Acting White House chief of staff Mulvaney needs to start acting like a chief of staff.

In his press briefing today, Mulvaney revealed himself to be a yes-man when this President needs someone who can tell him no.

The most important, most difficult, most loyal two words a White House staffer can use are: “No, sir.”

President Trump is on his third chief of staff and diminishes and insults Mr. Mulvaney by making him merely “Acting” chief of staff. He’s on his fourth national security adviser, his third press secretary, and his third defense secretary. Trump burns through people, it seems, until he gets what he wants. What’s more important is what he needs — what we all need. And that is a White House staff that will tell him to knock it off.

When the President wants to politicize national security, corrupting it for his partisan needs, the only acceptable response is “No, sir.” When he seeks to take Ukraine policy away from Ukraine policymakers and give it to his unappointed, unconfirmed, unaccountable private lawyer, Rudy Giuliani, the only acceptable response is “No, sir.” When the President acts as if he is above the law and beyond the Constitution, directing a global summit and millions of dollars to one of his golf resorts, the only acceptable response is “No, sir.”

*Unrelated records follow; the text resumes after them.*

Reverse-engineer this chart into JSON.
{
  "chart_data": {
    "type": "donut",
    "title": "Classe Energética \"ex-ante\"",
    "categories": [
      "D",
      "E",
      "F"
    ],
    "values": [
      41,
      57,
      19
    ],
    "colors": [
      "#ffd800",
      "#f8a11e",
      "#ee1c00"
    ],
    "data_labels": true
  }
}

Instead, Mr. Mulvaney debases himself. When ABC’s Jonathan Karl asked him about the clear quid pro quo in Mr. Trump’s dealings with Ukraine, Mulvaney sniffed, “We do that all the time with foreign policy.” That’s the problem, Mick. The Corleone family used extortion all the time, too. Didn’t make it right. Mulvaney was even more dismissive of those who decry political desires overruling security interests: “Get over it.”

He was just getting started. Mr. Mulvaney, defending the indefensible grift of President Trump ordering that the G-7 summit be at his Trump National resort in Doral, Florida, laughably claimed of Mr. Trump, “He’s not making money off of this.”

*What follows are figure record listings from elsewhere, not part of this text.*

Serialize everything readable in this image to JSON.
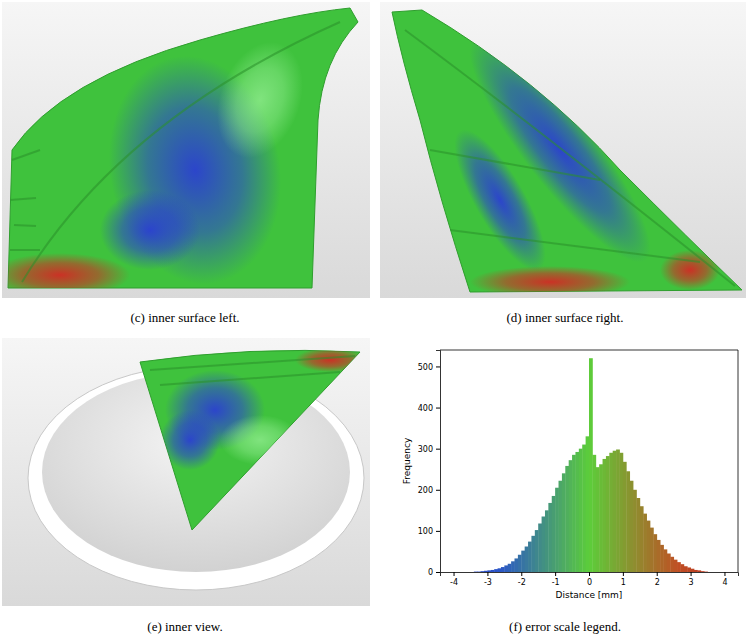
{
  "figure": {
    "captions": [
      "(c) inner surface left.",
      "(d) inner surface right.",
      "(e) inner view.",
      "(f) error scale legend."
    ]
  },
  "chart_data": {
    "type": "histogram",
    "x_label": "Distance [mm]",
    "y_label": "Frequency",
    "bins": [
      -3.5,
      -3.4,
      -3.3,
      -3.2,
      -3.1,
      -3.0,
      -2.9,
      -2.8,
      -2.7,
      -2.6,
      -2.5,
      -2.4,
      -2.3,
      -2.2,
      -2.1,
      -2.0,
      -1.9,
      -1.8,
      -1.7,
      -1.6,
      -1.5,
      -1.4,
      -1.3,
      -1.2,
      -1.1,
      -1.0,
      -0.9,
      -0.8,
      -0.7,
      -0.6,
      -0.5,
      -0.4,
      -0.3,
      -0.2,
      -0.1,
      0.0,
      0.1,
      0.2,
      0.3,
      0.4,
      0.5,
      0.6,
      0.7,
      0.8,
      0.9,
      1.0,
      1.1,
      1.2,
      1.3,
      1.4,
      1.5,
      1.6,
      1.7,
      1.8,
      1.9,
      2.0,
      2.1,
      2.2,
      2.3,
      2.4,
      2.5,
      2.6,
      2.7,
      2.8,
      2.9,
      3.0,
      3.1,
      3.2,
      3.3,
      3.4,
      3.5
    ],
    "counts": [
      0,
      1,
      1,
      2,
      3,
      4,
      5,
      7,
      9,
      12,
      16,
      20,
      26,
      33,
      42,
      52,
      62,
      74,
      88,
      102,
      118,
      135,
      150,
      168,
      185,
      205,
      222,
      240,
      258,
      272,
      285,
      292,
      300,
      310,
      330,
      520,
      285,
      255,
      262,
      275,
      282,
      290,
      295,
      298,
      290,
      268,
      245,
      222,
      200,
      180,
      160,
      142,
      125,
      108,
      92,
      78,
      66,
      55,
      45,
      37,
      30,
      24,
      19,
      14,
      11,
      8,
      5,
      4,
      2,
      1
    ],
    "xlim": [
      -4.4,
      4.4
    ],
    "xticks": [
      -4,
      -3,
      -2,
      -1,
      0,
      1,
      2,
      3,
      4
    ],
    "ylim": [
      0,
      540
    ],
    "yticks": [
      0,
      100,
      200,
      300,
      400,
      500
    ]
  }
}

Baloney. Trump’s decision will flood his resort with federal funds for security, communications, and a host of other needs. Advance teams from around the world will fill the resorts’ rooms for weeks, maybe months. Foreign governments will spend huge sums — generating profits that will line Trump’s pockets.

This is precisely what the Constitution forbids in Article I, Section 9, when it states that no one occupying federal office can accept an emolument — which is profit — from a “King, Prince or foreign State.” (Incidentally, Pulitzer Prize-winning investigative journalist David Fahrenthold, of the Washington Post, has reported that revenue at Trump’s Doral resort fell 13.8% from 2016 to 2017, and net operating income fell 62%.)

No sir. That’s what you say. No sir, you can’t shake down Ukraine for dirt on Joe Biden. No, sir, you can’t withhold military aid if the Ukrainians don’t embrace a nitty right-wing conspiracy theory. No, sir, you can’t call on China to interfere in our elections the way you called on Russia to. No sir, you can’t spend millions of taxpayer dollars at your own resort. No sir, you can’t reap profits from foreign governments spending millions at your resort either. No sir, you’re not above the law.

Those words never seem to emerge from Mr. Mulvaney’s mouth. Far from being a public servant, the acting chief of staff revealed himself to be a throne-sniffer of the worst order. If he were any more of a toady, he’d be catching flies with his tongue.